As our Singapore market is rallying, I can’t help but to wonder why Singapore market is so resilient when many of the world market are actually showing downtrend.
Let’s have a look at the different significant world indices’ charts:
Dow Jones Industrial (US)

FTSE 100 (UK)

Hang Seng Index (Hong Kong)

Nikkei 225 (Japan)

Shanghai Stock Exchange (China)

Straits Times Index (Singapore)

I have also managed to combine these 6 indices with equal weightage to form as 1 chart so as to form a base for comparison.
To have a fair comparison on market’s performance, I shall use the last 5 year’s bottom and recent 1 year’s low as a base.
Last 5 year’s bottom (9/3/2009)

Observations:
Based on the base of 9th Mar 2009 to now (7th July 2010), STI is the best performer among the major indices, Hong Kong is performing close to STI and the worst is SSE.
Comparing to the base index for the whole period, DJI seems to be trading closer to the base index.
Another observation is that most of the market except SSE is trending similarly to each other. Hence, this shows the general correlation-ship of major markets.
Conclusion:
It is very obvious that STI is outperforming other major markets in the world. But why is it so? What makes the investors around the world to bullish about Singapore market?
The only few possible reason I could think of are the economic fundamental reasons. Although Singapore is a small country, its economic progression is mainly supported by import and export trades. As it has been known in the world that China is the world’s producer and US is the world’s consumer, there is a need for a “medium” for 2 countries to trade.
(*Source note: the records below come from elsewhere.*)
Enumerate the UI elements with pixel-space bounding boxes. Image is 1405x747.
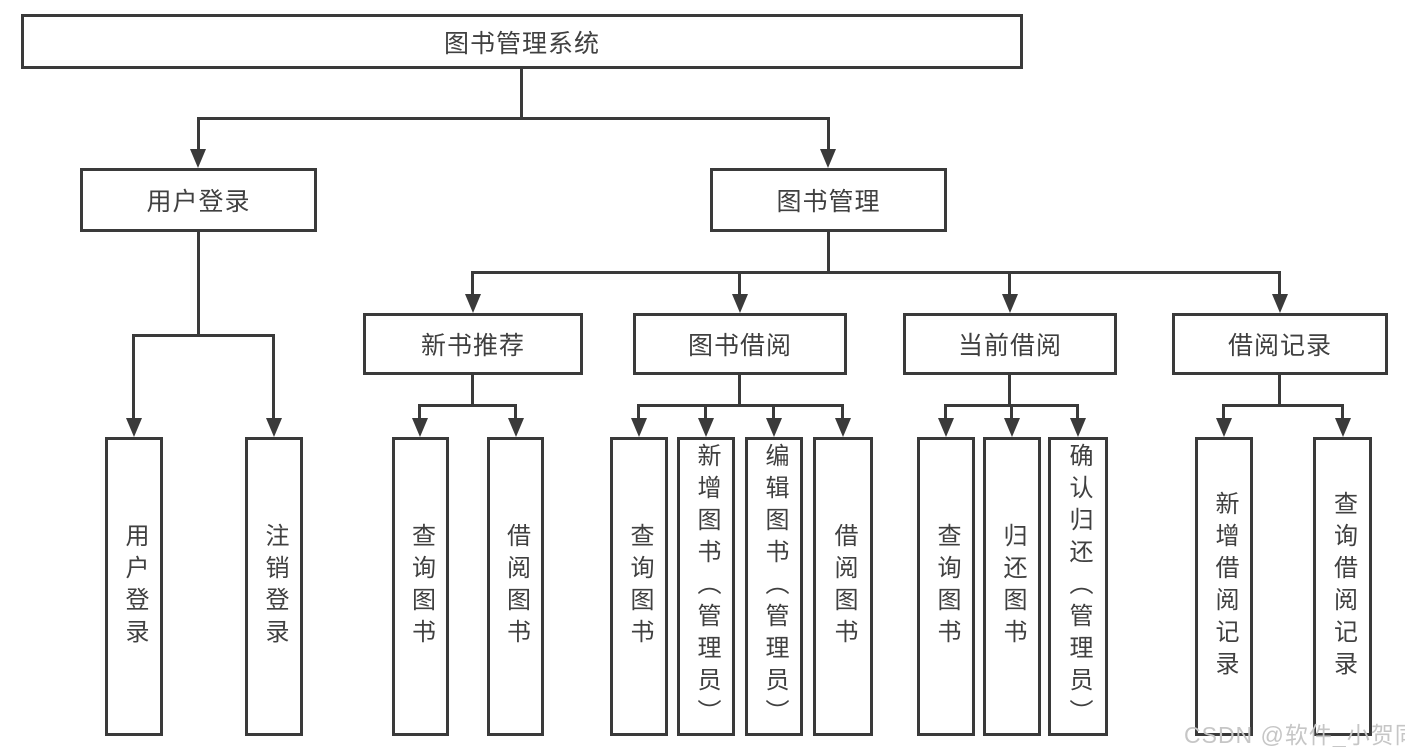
connector-line — [471, 375, 474, 406]
node-new-book-recommend: 新书推荐 — [363, 313, 583, 375]
arrowhead-icon — [1335, 418, 1351, 437]
leaf-query-book-borrow-label: 查询图书 — [626, 522, 653, 651]
connector-line — [1341, 404, 1344, 420]
node-current-borrow-label: 当前借阅 — [957, 332, 1062, 360]
node-borrow-record: 借阅记录 — [1172, 313, 1388, 375]
connector-line — [637, 404, 844, 407]
leaf-add-borrow-record-label: 新增借阅记录 — [1211, 490, 1238, 683]
connector-line — [1008, 271, 1011, 297]
leaf-query-book-current-label: 查询图书 — [933, 522, 960, 651]
connector-line — [827, 117, 830, 151]
arrowhead-icon — [1004, 418, 1020, 437]
node-book-management: 图书管理 — [710, 168, 947, 232]
leaf-borrow-book-recommend-label: 借阅图书 — [502, 522, 530, 651]
leaf-query-borrow-record-label: 查询借阅记录 — [1329, 490, 1357, 683]
connector-line — [197, 232, 200, 336]
arrowhead-icon — [266, 418, 282, 437]
arrowhead-icon — [1070, 418, 1086, 437]
node-current-borrow: 当前借阅 — [903, 313, 1117, 375]
leaf-return-book-label: 归还图书 — [999, 522, 1026, 651]
arrowhead-icon — [1002, 294, 1018, 313]
connector-line — [637, 404, 640, 420]
connector-line — [944, 404, 947, 420]
connector-line — [520, 68, 523, 118]
arrowhead-icon — [126, 418, 142, 437]
node-new-book-recommend-label: 新书推荐 — [420, 332, 525, 360]
connector-line — [738, 271, 741, 297]
leaf-borrow-book-borrow: 借阅图书 — [813, 437, 873, 736]
arrowhead-icon — [412, 418, 428, 437]
arrowhead-icon — [835, 418, 851, 437]
connector-line — [841, 404, 844, 420]
arrowhead-icon — [732, 294, 748, 313]
leaf-add-book-admin: 新增图书（管理员） — [677, 437, 735, 736]
arrowhead-icon — [1216, 418, 1232, 437]
node-root-label: 图书管理系统 — [443, 29, 600, 58]
connector-line — [514, 404, 517, 420]
connector-line — [272, 334, 275, 420]
node-user-login-label: 用户登录 — [146, 188, 251, 216]
arrowhead-icon — [938, 418, 954, 437]
leaf-add-book-admin-label: 新增图书（管理员） — [693, 442, 720, 731]
connector-line — [704, 404, 707, 420]
arrowhead-icon — [1272, 294, 1288, 313]
connector-line — [471, 271, 474, 297]
leaf-borrow-book-recommend: 借阅图书 — [487, 437, 544, 736]
leaf-edit-book-admin-label: 编辑图书（管理员） — [761, 442, 788, 731]
connector-line — [1222, 404, 1343, 407]
csdn-watermark: CSDN @软件_小贺同学 — [1184, 722, 1405, 747]
leaf-query-book-recommend: 查询图书 — [392, 437, 449, 736]
leaf-query-book-borrow: 查询图书 — [610, 437, 668, 736]
leaf-confirm-return-admin-label: 确认归还（管理员） — [1065, 442, 1092, 731]
leaf-logout-login-label: 注销登录 — [261, 522, 288, 651]
arrowhead-icon — [820, 149, 836, 168]
connector-line — [197, 117, 830, 120]
node-root: 图书管理系统 — [21, 14, 1023, 69]
leaf-user-login: 用户登录 — [105, 437, 163, 736]
connector-line — [1010, 404, 1013, 420]
connector-line — [1076, 404, 1079, 420]
connector-line — [471, 271, 1281, 274]
arrowhead-icon — [631, 418, 647, 437]
connector-line — [738, 375, 741, 406]
node-borrow-record-label: 借阅记录 — [1227, 332, 1332, 360]
arrowhead-icon — [190, 149, 206, 168]
connector-line — [772, 404, 775, 420]
connector-line — [197, 117, 200, 151]
node-user-login: 用户登录 — [80, 168, 317, 232]
connector-line — [1008, 375, 1011, 406]
arrowhead-icon — [508, 418, 524, 437]
connector-line — [418, 404, 421, 420]
leaf-logout-login: 注销登录 — [245, 437, 303, 736]
connector-line — [1222, 404, 1225, 420]
connector-line — [1278, 271, 1281, 297]
leaf-query-book-current: 查询图书 — [917, 437, 975, 736]
node-book-borrow: 图书借阅 — [633, 313, 847, 375]
connector-line — [418, 404, 517, 407]
leaf-borrow-book-borrow-label: 借阅图书 — [830, 522, 857, 651]
connector-line — [132, 334, 135, 420]
leaf-edit-book-admin: 编辑图书（管理员） — [745, 437, 803, 736]
leaf-return-book: 归还图书 — [983, 437, 1041, 736]
arrowhead-icon — [465, 294, 481, 313]
arrowhead-icon — [766, 418, 782, 437]
node-book-management-label: 图书管理 — [776, 188, 881, 216]
leaf-query-borrow-record: 查询借阅记录 — [1313, 437, 1372, 736]
arrowhead-icon — [698, 418, 714, 437]
leaf-confirm-return-admin: 确认归还（管理员） — [1048, 437, 1108, 736]
leaf-add-borrow-record: 新增借阅记录 — [1195, 437, 1253, 736]
connector-line — [827, 232, 830, 273]
leaf-query-book-recommend-label: 查询图书 — [407, 522, 435, 651]
connector-line — [132, 334, 274, 337]
connector-line — [1278, 375, 1281, 406]
node-book-borrow-label: 图书借阅 — [687, 332, 792, 360]
leaf-user-login-label: 用户登录 — [121, 522, 148, 651]
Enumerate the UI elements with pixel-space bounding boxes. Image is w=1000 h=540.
Hence, probably, import and export countries could benefit from such phenomenon that is happening currently. Therefore, by looking at the country’s economic strength, Singapore and Hong Kong will best fit the requirement to be a medium for both countries.
So from the charts, it is no doubt that both Singapore and Hong Kong are the top performers among the rest of the indices.
Hence going forward, it could be important to look at the economic situation of both US and China, any slowdown in consumption (US) or production (China) might have a direct impact on the economic situation of Singapore and Hong Kong. Which might in turn affect both market’s strength.